María Díez Campelo, MD of the Universidad de Salamanca speaks about a Randomized phase 2 trial of pevonedistat plus azacitidine versus azacitidine for higher-risk MDS/CMML or low-blast AML.
Link to Abstract:
Pevonedistat is the first expressed, developmentally downregulated 8 (NEDD8)-activating enzyme (NAE) small-molecule neural precursor cell inhibitor; NAE promotes the conjugation of NEDD8, a small ubiquitin-like protein that activates Cullin-RING E3 ubiquitin ligases (CRLs)[4,5,6]. Pevonedistat inhibition of NAE prevents degradation of CRL substrates integral to tumor cell development, proliferation, and survival, leading to the death of cancer cells [4,5,6]. Pevonedistat + azacitidine demonstrated preclinical synergistic antitumor activity in xenografts of AML and was well tolerated with promising clinical activity in patients with untreated AML . This phase 2, multicenter, national, randomized, managed, open-label trial (NCT02610777) compared pevonedistat + azacitidine to single-agent azacitidine in patients with higher-risk MDS/CMML and LB-AML who had not previously received a hypomethylating agent based on these findings.
Adults with morphologically confirmed higher-risk MDS, non-proliferative CMML, or LB-AML (20-30 percent bone marrow myeloblasts) were enrolled in the study; these patients were eligible for enrolment because the diseases are part of the higher-risk MDS continuum and were included in the seminal randomized study showing substantial improvement in azacitidine overall survival (OS) versus azacitidine overall survival (OS) According to the updated international prognostic scoring system (IPSS-R), patients with MDS/CMML were required to have a very moderate, high or intermediate risk; patients with intermediate-risk IPSS-R (>3–4.5 points) had ~5 percent myeloblasts of the bone marrow (see Supplementary Appendix for detailed eligibility criteria).
Patients were randomized to receive either pevonedistat 20 mg/m2 (intravenous) on days 1/3/5 plus azacitidine 75 mg/m2 (intravenous or subcutaneous) on days 1-5/8/9 or azacitidine alone on the same schedule on days 1/3/5 plus azacitidine 75 mg/m2 (intravenous or subcutaneous) on days 1-5/8/9 or stratified to four categories: LB-AML and MDS/CMML with very high/high/intermediate IPSS-R risk. Treatment continued until unacceptable toxicity, relapse, transformation to AML (defined by World Health Organization classification as >20% blood or marrow blasts and 50% increase in baseline blast count), progressive disease (PD), or subsequent anti-cancer or hematopoietic SCT therapy is initiated. Patients with PD may continue care if clinical benefit is derived if their disease has not been converted to AML.
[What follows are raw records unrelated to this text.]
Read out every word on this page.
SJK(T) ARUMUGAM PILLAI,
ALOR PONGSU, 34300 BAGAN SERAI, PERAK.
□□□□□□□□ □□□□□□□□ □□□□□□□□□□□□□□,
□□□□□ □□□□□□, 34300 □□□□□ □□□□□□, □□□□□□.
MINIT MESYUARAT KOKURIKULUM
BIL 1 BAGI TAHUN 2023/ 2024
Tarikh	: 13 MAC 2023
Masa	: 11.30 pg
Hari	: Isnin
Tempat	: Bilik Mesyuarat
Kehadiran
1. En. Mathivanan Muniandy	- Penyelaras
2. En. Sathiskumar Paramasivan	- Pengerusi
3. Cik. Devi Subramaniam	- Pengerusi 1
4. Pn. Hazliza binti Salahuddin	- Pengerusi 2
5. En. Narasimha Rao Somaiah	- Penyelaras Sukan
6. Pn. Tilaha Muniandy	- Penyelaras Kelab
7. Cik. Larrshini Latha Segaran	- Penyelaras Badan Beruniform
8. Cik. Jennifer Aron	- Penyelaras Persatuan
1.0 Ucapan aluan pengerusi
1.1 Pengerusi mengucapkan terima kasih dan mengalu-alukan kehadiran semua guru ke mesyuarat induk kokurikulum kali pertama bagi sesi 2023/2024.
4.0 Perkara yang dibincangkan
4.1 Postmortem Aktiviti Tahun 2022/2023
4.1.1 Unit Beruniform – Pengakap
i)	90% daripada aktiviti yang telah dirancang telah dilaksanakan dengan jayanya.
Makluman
Initially, the study was driven by a primary event-free survival endpoint (EFS, described as the time from randomization to death or transformation to higher-risk MDS/CMML AML or LB-AML death). The primary endpoint was updated to OS, with EFS as a secondary endpoint, in consultation with regulatory agencies after completion of enrollment. The Supplementary Appendix lists other secondary and exploratory endpoints. The response assessment was based on the updated International Working Group (IWG) MDS requirements for higher-risk MDS/CMML patients and the revised IWG AML guidelines for LB-AML patients. Local bone marrow aspirate blast counts and transfusions and central laboratory results are based on disease evaluations. Toxicity was measured according to the Standard Terminology Requirements for Adverse Events of the National Cancer Institute, version 4.03. The Supplementary Appendix contains more descriptions of the evaluations and statistical analysis.